Polémica arbitral: mucho ruido, poco fundamento y el llanto tricolor de siempre

  • 05/04/26
  • Daniel Salcedo

Mucho reclamo… pero poco sustento

El fin de semana dejó una catarata de quejas arbitrales. Entre los audio VAR, declaraciones públicas y debates en programas, se instaló una sensación de “perjuicio” al tradicional rival que, al analizar jugada por jugada, se desarma bastante rápido. El viernes ya había reclamos por dos supuestos penales no cobrados. Y el sábado, tras el partido entre Progreso y Peñarol, la historia se repitió: se buscaron polémicas donde, en la mayoría de los casos, no las hubo.

 

El penal que no fue y la roja imposible

Uno de los principales reclamos fue un supuesto penal sobre el final del partido que la juez Anahí Fernández cobró y luego desestimó al revisar en el VAR. No es penal. No hay contacto suficiente, no hay infracción clara.

También se pidió roja para Leonardo Fernández. Tampoco resiste análisis. No hay impacto pleno, hay toque previo a la pelota y el jugador incluso recoge la pierna. ¿Podía ser amarilla? Es discutible. ¿Roja directa? Bajo ningún concepto.
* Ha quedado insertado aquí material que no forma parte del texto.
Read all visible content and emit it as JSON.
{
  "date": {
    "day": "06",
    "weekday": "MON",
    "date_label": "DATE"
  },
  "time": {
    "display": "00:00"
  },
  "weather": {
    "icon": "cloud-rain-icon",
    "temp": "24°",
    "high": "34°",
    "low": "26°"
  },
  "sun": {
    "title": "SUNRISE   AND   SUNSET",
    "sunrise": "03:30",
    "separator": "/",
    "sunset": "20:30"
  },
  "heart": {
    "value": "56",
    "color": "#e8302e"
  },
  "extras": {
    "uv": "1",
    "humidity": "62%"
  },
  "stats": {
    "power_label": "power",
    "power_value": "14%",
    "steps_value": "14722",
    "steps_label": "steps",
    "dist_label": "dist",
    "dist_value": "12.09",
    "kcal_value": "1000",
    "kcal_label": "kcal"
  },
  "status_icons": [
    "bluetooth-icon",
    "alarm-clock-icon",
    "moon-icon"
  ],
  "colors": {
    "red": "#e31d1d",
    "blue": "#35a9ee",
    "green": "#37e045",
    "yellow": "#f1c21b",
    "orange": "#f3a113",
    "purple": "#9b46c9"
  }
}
Y ahí está el problema: se exagera. Se corre el límite de lo discutible hacia lo absurdo.

 

El doble criterio… que en realidad fue el mismo

Uno de los puntos más interesantes está en las manos dentro del área en le partido entre Nacional y Central. Hay una jugada muy similar, de fechas anteriores, donde una pelota impacta en la misma zona del brazo de el traidor Silvera. En aquel momento no se sancionó nada. Ahora tampoco.

¿Se puede discutir el criterio? Sí. ¿Se mantuvo el mismo criterio? También.

Entonces, si antes no se cobró y todos los hinchas tricolores y sus periodistas operadores aseguraban que no era sancionable, ¿por qué ahora sería un escándalo?

Ahí es donde el argumento pierde fuerza.

 

El contexto también juega

Cuando los resultados no acompañan, el foco suele ir hacia afuera. Sucede en nuestro club y en todos, eso es parte del fútbol.  Hoy hay un dato concreto: el equipo albo está lejos en la tabla, mientras Peñarol —sin brillar— sigue sumando. Y en ese contexto, cualquier jugada dudosa pasa a ser “prueba” de un supuesto perjuicio. Quienes tenemos más años recordamos a los hinchas tricolores asegurando que el segundo quinqueño obtenido por Peñarol fue gracias a los arbitros. 

Las declaraciones de Flavio Perchman van en esa línea: instalar la idea de un arbitraje adverso. El problema es que, cuando se analizan las jugadas en frío, esa narrativa no se sostiene con claridad. Y ahí entra también el rol de ciertos espacios mediáticos que amplifican el reclamo sin demasiado filtro y que conocemos popularmente como prensa blanca. Son operadores que, en algunos casos se mueven por simpatía al equipo albo, pero en la mayoría de los casos por simple alineamiento empresarial.

Es conocido que el club blanco tiene una alineación fuerte con AUF, en tanto Peñarol está enemistado con el sistema. Por ende, los operadores que trabajan como periodistas para AUF, AUF TV, o que simplemente están enfrentados a Casal tenderán a operar políticamente para Nacional.

 

Opinión: criticar sí, pero con coherencia

Se puede discutir el arbitraje. Siempre. Pero hay una diferencia entre analizar y militar una postura. Si una jugada es igual a otra anterior y se falla de la misma manera, no hay perjuicio: hay consistencia. Te puede gustar o no, pero es otra cosa.

En conclusión, no fue penal para Progreso, no fue roja para Leo, y no hubo tal robo. Hubo algunas decisiones discutibles, como en cualquier fecha. Pero lejos de la gravedad que algunos quieren instalar. El problema no es el arbitraje. El problema es cuando se necesita que lo sea.